Things I didn't like:
-when we were first being shown to our table, we were shown one table sort of close to the bar and kitchen, and another in a further-off room. The first room was lighter and brighter, the second darker and louder (and soon to be filled with the aforementioned two large parties). We backtracked to the first table offered.
-my husband thought he ordered a lamb skewer, and instead got a pile of gyro-lamb with some other real lamb bits. He was hesitant, the waiter practically cried to get him to tell him what was wrong so he could make it right, which my husband refused to do (because he hates sending things back). I'm not sure if the confusion was with the menu, my husband or the kitchen, but there was some confusion there somewhere.

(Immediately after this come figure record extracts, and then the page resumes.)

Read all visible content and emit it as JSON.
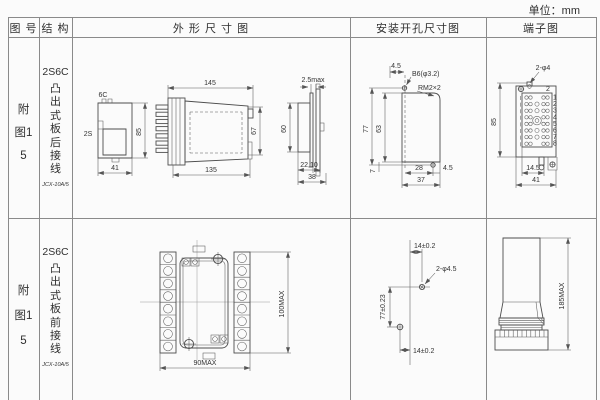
{
  "unit_label": "单位：mm",
  "header": {
    "fig_no": "图 号",
    "structure": "结 构",
    "outline": "外 形 尺 寸 图",
    "mounting": "安装开孔尺寸图",
    "terminal": "端子图"
  },
  "rows": [
    {
      "fig_no": "附图15",
      "structure": {
        "model": "2S6C",
        "mount_type": "凸出式板后接线",
        "socket_code": "JCX-10A/5"
      },
      "outline": {
        "bracket": {
          "top": "6C",
          "left": "2S",
          "height": "85",
          "width": "41"
        },
        "side": {
          "top": "145",
          "bottom": "135",
          "height": "67"
        },
        "rear": {
          "top": "2.5max",
          "height": "60",
          "inner": "22,10",
          "width": "38"
        }
      },
      "mounting": {
        "top": "4.5",
        "hole": "B6(φ3.2)",
        "thread": "RM2×2",
        "height_outer": "77",
        "height_inner": "63",
        "offset": "7",
        "width_inner": "28",
        "right": "4.5",
        "width_outer": "37"
      },
      "terminal": {
        "holes": "2-φ4",
        "corner": "2",
        "height": "85",
        "pitch": "14.5",
        "width": "41",
        "pins": [
          "1",
          "2",
          "3",
          "4",
          "5",
          "6",
          "7",
          "8"
        ]
      }
    },
    {
      "fig_no": "附图15",
      "structure": {
        "model": "2S6C",
        "mount_type": "凸出式板前接线",
        "socket_code": "JCX-10A/5"
      },
      "outline": {
        "width": "90MAX",
        "height": "100MAX"
      },
      "mounting": {
        "top": "14±0.2",
        "hole": "2-φ4.5",
        "height": "77±0.23",
        "bottom": "14±0.2"
      },
      "terminal": {
        "height": "185MAX"
      }
    }
  ]
}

-They use a piece of butcher paper on top of a cloth tablecloth. The paper picks up grease stains, and by the end of our meal looked pretty grubby. Ech.
Other notes on food--we ordered stuffed grape leaves, falafel, and fried zucchini cakes for apps. The grape leaves were okay (cold, served with other cold veggies), the falafel was delicious (hot, served with tahini sauce), and the zucchini cakes were a delightful surprise--crispy and flavorful.
The wine list is limited, but covers all the usual bases--glass price is $7.50-$11, with most in the $9 dept. I ordered a chardonnay (Lindeman's Bin 65) and was amazed at the large wine glass I received. $9.50 is sort of steep for a glass of wine, but the pour is generous and it lasted me through the meal. My husband ordered an Israeli beer--a crisp pilsner.
My fish had a seafood stuffing, and came with sides of rice pilaf and sauteed veggies--those sides seemed to be standard for all the entrees. My mother-in-law also had grilled fish (another kind--they had a selection of about six, some that I had never heard of, flown in from Israel). My father-in-law had lamb shank. It was one of those meals when everybody is so into their food that there's no sharing.
My son was the only one who ordered dessert--he ordered the baklava with some bitter Turkish coffee. It was hard to pick a baklava--they had walnut, pistachio, sesame--even double chocolate. The Turkish coffee is served authentically (I think?)--at least, I've been to other Turkish restaurants where they bring it out on the same ornate, swinging tray.
It was delicious. Some of us spent the ride home in a food coma (luckily, not the driver). I'd highly recommend it and will certainly go back if the opportunity presents itself.